Not the warmth of whispered words, or soft laughter, or a weary love still holding on.

This warmth was manufactured.

This warmth was, empty.

In a new room, he was laid down. Checked. Prodded. Fitted with a thin tube. Monitored by machines.

But Mama was not there.

Only unfamiliar voices. A nurse passing by, a hand brushing him, notes being taken. Yet none of them knew him. None of them called him son.

Nathan turned his head slightly. His eyes weren't strong enough to open fully, but he knew Mama wasn't in this room. And somehow… the room felt too big. Too quiet.

He clenched the air, then closed his eyes. He didn't cry. But he didn't sleep either.

In that silence, only one sentence rose from his tiny chest:

"God… please save Mama…"

He didn't know who he was speaking to. Didn't know if God would even hear the prayer of a newborn who couldn't yet speak. But he prayed anyway.

Because now, for the first time in this new life, Nathan understood:

the greatest fear wasn't being born.

It was losing home… before he ever had the chance to hold it.

Exhaustion.

After all the commotion, after all the pain and the loss he couldn't fully understand, Nathan finally drifted into sleep.

He had no idea for how long. In this world, there was no sun. No clock. No one to whisper, "It's morning, son."

Only the hum of machines. Only the artificial warmth of the lamp above his head.

He slept.

And in that sleep, everything was silent again. Perhaps too silent.

Until,

"WAAAA!"

The cry of another infant exploded from the box beside him. Loud. Piercing. Echoing through the room.

Nathan startled awake. His head twitched instinctively, his tiny body squirmed, and he groaned inwardly.

"Hey! Too loud! I'm trying to sleep here!"

But of course, what escaped his mouth wasn't words.

Only a thin, hesitant whimper.

"Uwaa…"

Nathan froze. Listening to his own voice. The cry was his, yet somehow it didn't feel like him. He still wasn't used to the sound of this new body.

"Oh, great. I sound like a baby chick," he thought. "Well duh, I am a baby."

The wailing from the next box went on, like a private ambulance siren that wouldn't stop. From a distance, footsteps approached. A nurse's gentle voice cooed at the other child. Slowly, the crying faded.

Silence again.

Nathan drew in a breath and let it out softly.

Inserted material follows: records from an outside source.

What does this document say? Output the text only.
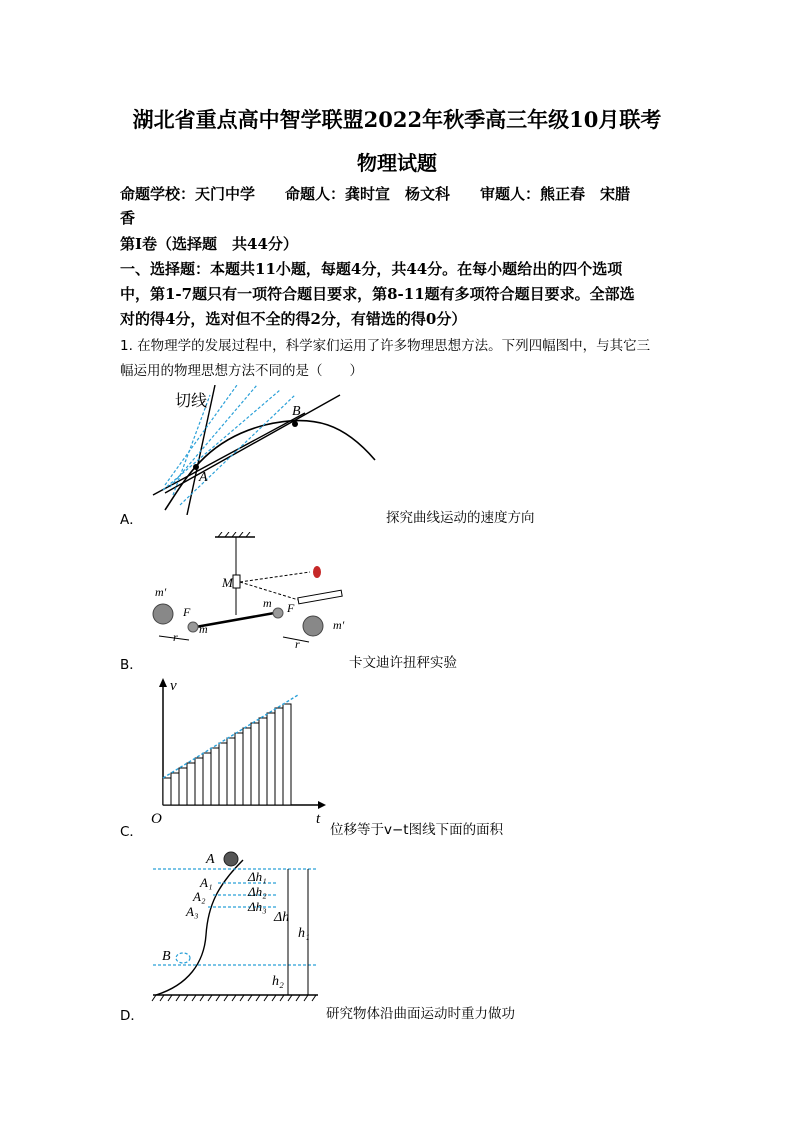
湖北省重点高中智学联盟2022年秋季高三年级10月联考
物理试题
命题学校：天门中学　　命题人：龚时宣　杨文科　　审题人：熊正春　宋腊
香
第Ⅰ卷（选择题　共44分）
一、选择题：本题共11小题，每题4分，共44分。在每小题给出的四个选项
中，第1-7题只有一项符合题目要求，第8-11题有多项符合题目要求。全部选
对的得4分，选对但不全的得2分，有错选的得0分）
1. 在物理学的发展过程中，科学家们运用了许多物理思想方法。下列四幅图中，与其它三
幅运用的物理思想方法不同的是（　　）
A．	探究曲线运动的速度方向
切线
A
B
B．	卡文迪许扭秤实验
M
m′
m′
m
m
F	F
r	r
C．	位移等于v−t图线下面的面积
v
t
O
D．	研究物体沿曲面运动时重力做功
A
A₁
A₂
A₃
B
Δh₁
Δh₂
Δh₃
Δh
h₁
h₂
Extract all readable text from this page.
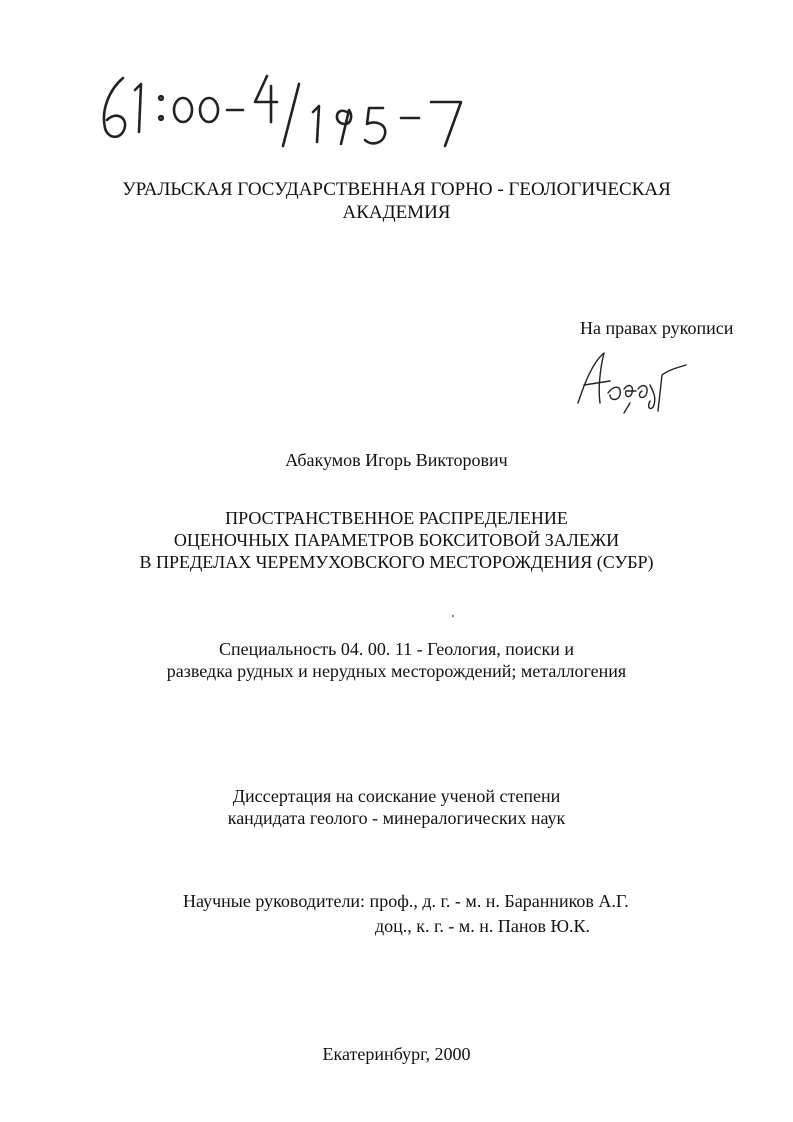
УРАЛЬСКАЯ ГОСУДАРСТВЕННАЯ ГОРНО - ГЕОЛОГИЧЕСКАЯ
АКАДЕМИЯ
На правах рукописи
Абакумов Игорь Викторович
ПРОСТРАНСТВЕННОЕ РАСПРЕДЕЛЕНИЕ
ОЦЕНОЧНЫХ ПАРАМЕТРОВ БОКСИТОВОЙ ЗАЛЕЖИ
В ПРЕДЕЛАХ ЧЕРЕМУХОВСКОГО МЕСТОРОЖДЕНИЯ (СУБР)
Специальность 04. 00. 11 - Геология, поиски и
разведка рудных и нерудных месторождений; металлогения
Диссертация на соискание ученой степени
кандидата геолого - минералогических наук
Научные руководители: проф., д. г. - м. н. Баранников А.Г.
доц., к. г. - м. н. Панов Ю.К.
Екатеринбург, 2000
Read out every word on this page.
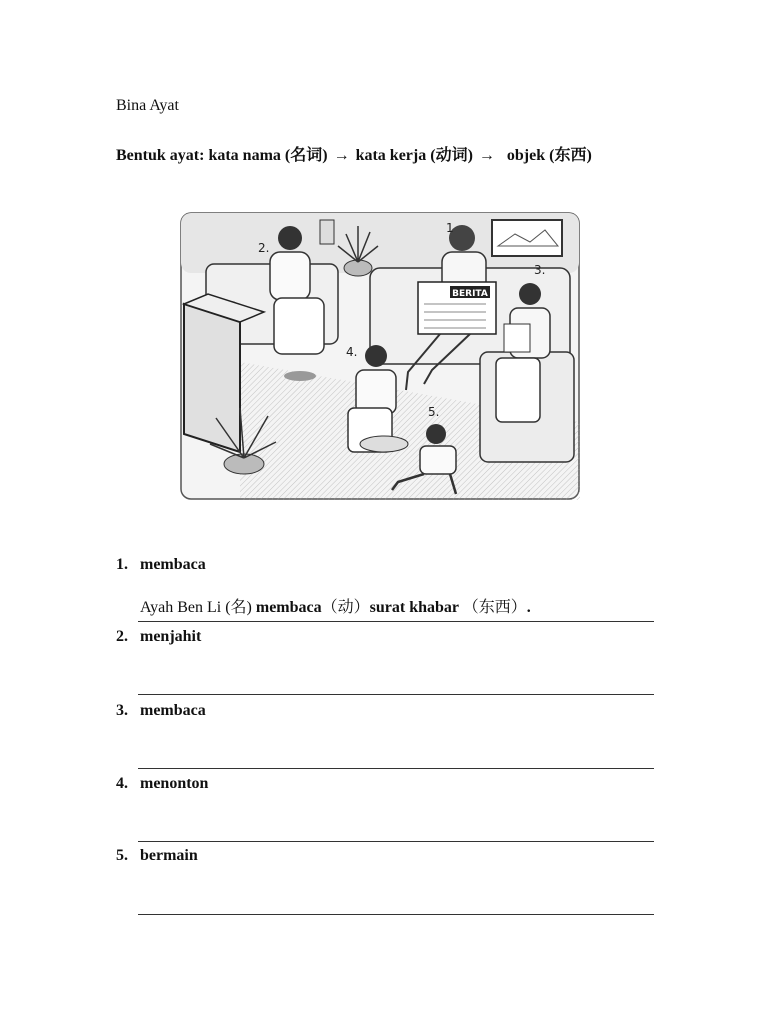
Bina Ayat
Bentuk ayat: kata nama (名词) → kata kerja (动词) → objek (东西)
BERITA
1
2.
3.
4.
5.
1. membaca
Ayah Ben Li (名) membaca（动）surat khabar （东西）.
2. menjahit
3. membaca
4. menonton
5. bermain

"What day is it now? Is Mama still… there?"

He wanted to fall asleep once more, but his heart was too restless. He wanted to speak, but his throat wasn't ready. He longed to know so much, yet all he had was this tiny body, unable to hold anything.

Not even the truth.

The wheels began to move again.

Nathan felt his crib sliding gently forward. He couldn't turn his head much, but his tiny body sensed every tremor, every jolt of the wheels against the cold, spotless hospital tiles.

Then the box stopped, right in front of a glass wall.

The air shifted.

Something was out there. Not a nurse's hands. Not the glow of machines.

His eyes cracked open, still hazy. The world beyond looked like shadows under water.